Rapporto tra calo della mortalità complessiva, per le 11 comuni malattie infettive e aumento spesa sanitaria negli USA. Anni 1900-1970


On that matter an editorial of a paediatrics review stated that "In history, the greater lessening of virulence and mortalities caused from infectious diseases has not been an achievement of modern antibiotics or vaccines, but of the introduction of clean water and of sewage systems".14

What it is possible to draw from the admission of the same by WHO is that now that the economic interest justifying the use of smallpox vaccine does not exists anymore, can be freely found, in black on white, that it is an unethical vaccine because is dangerous for the treated patients and for who is close to them while before, when the vaccine was still used, all this did not only come into writing, but was not either thinkable or permissible to be said.

Professor the Koch, during a broadcasting in 1922 from Stuttgart, said: "Smallpox vaccine has had remarkable undesired effects and today we can be only sorry for the fact that its mandatory practice has been abolished too late. With a little more courage we could have acted in such a direction long earlier".15

On the other hand, how difficult it could be for a doctor to go against common today’s views on vaccines can be guessed from a book on paediatric infectious diseases written by a German author in1993: "Every doctor and also every medicine student that is of a different opinion on decisive issues about vaccines must be aware that, in the eyes of his colleagues, if he is ready to state his own opinions in public will be a drop-out that is defaming Science".16

Such kinds of statements are of any help to scientific progress?

Is the presumption of knowing already everything that has to be known on a given argument, believing to possess the absolute truth and trying to block every different opinion using intimidation, a scientific-minded attitude?

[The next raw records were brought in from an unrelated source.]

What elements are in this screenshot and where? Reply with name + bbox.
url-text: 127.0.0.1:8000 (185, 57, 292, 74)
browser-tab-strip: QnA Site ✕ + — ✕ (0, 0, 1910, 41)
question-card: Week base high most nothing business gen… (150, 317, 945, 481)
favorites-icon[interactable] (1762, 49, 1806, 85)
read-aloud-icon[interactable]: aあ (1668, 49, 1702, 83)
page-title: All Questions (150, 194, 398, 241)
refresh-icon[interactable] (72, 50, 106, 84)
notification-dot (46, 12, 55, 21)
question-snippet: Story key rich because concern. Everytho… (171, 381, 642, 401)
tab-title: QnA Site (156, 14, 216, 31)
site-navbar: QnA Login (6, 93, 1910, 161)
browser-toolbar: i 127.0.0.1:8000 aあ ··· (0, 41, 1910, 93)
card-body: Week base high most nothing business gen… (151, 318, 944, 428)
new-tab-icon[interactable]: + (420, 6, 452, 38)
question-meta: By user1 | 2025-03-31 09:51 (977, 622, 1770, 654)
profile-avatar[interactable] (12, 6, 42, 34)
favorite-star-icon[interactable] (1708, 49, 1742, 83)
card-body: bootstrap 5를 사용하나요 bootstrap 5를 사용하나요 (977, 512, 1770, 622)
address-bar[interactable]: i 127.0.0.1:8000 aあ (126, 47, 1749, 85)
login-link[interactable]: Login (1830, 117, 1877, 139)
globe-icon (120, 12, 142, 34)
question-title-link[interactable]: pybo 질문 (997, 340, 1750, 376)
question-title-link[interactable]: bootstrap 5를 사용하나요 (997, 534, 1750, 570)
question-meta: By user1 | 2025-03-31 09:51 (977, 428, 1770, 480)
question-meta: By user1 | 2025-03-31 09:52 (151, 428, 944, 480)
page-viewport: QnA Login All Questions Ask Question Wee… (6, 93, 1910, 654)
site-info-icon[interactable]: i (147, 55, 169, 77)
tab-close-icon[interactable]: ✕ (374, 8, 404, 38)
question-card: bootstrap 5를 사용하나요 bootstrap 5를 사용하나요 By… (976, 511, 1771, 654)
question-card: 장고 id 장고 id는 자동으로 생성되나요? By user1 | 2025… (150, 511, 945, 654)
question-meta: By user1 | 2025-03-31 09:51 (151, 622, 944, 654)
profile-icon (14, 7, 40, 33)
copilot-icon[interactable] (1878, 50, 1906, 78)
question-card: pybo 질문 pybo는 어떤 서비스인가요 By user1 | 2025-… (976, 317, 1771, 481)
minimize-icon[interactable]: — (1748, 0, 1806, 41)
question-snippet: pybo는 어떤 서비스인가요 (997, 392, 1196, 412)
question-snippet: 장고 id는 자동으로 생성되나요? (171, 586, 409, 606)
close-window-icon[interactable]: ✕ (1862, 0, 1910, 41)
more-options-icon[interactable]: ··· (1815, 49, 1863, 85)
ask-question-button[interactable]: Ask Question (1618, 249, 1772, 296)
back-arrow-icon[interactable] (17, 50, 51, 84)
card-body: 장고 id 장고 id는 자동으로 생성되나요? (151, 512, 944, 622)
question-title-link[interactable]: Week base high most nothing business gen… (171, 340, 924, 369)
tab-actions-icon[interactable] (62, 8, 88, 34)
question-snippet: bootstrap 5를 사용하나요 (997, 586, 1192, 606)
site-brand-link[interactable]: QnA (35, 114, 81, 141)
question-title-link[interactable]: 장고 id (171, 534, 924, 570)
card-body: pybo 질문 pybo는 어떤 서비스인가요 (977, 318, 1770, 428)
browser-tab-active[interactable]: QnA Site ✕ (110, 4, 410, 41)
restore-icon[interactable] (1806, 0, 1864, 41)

The answer is surely a no.

But unfortunately in similar cases science engages conflicts with commercial interests of large industrial corporations, the ones controlling also the way information is spread through PR professionals able to skilfully manipulate public opinion in order to serve the interests of their customer - in this case the big pharmaceutical industries. That is why it becomes necessary to learn to recover information in alternative ways, actively searching for them instead of being satisfied with what we are fed with, in order to be in the position of making informed choices not led by fear or ignorance.

 

Translation by Pike Bishop for Il Portico Dipinto.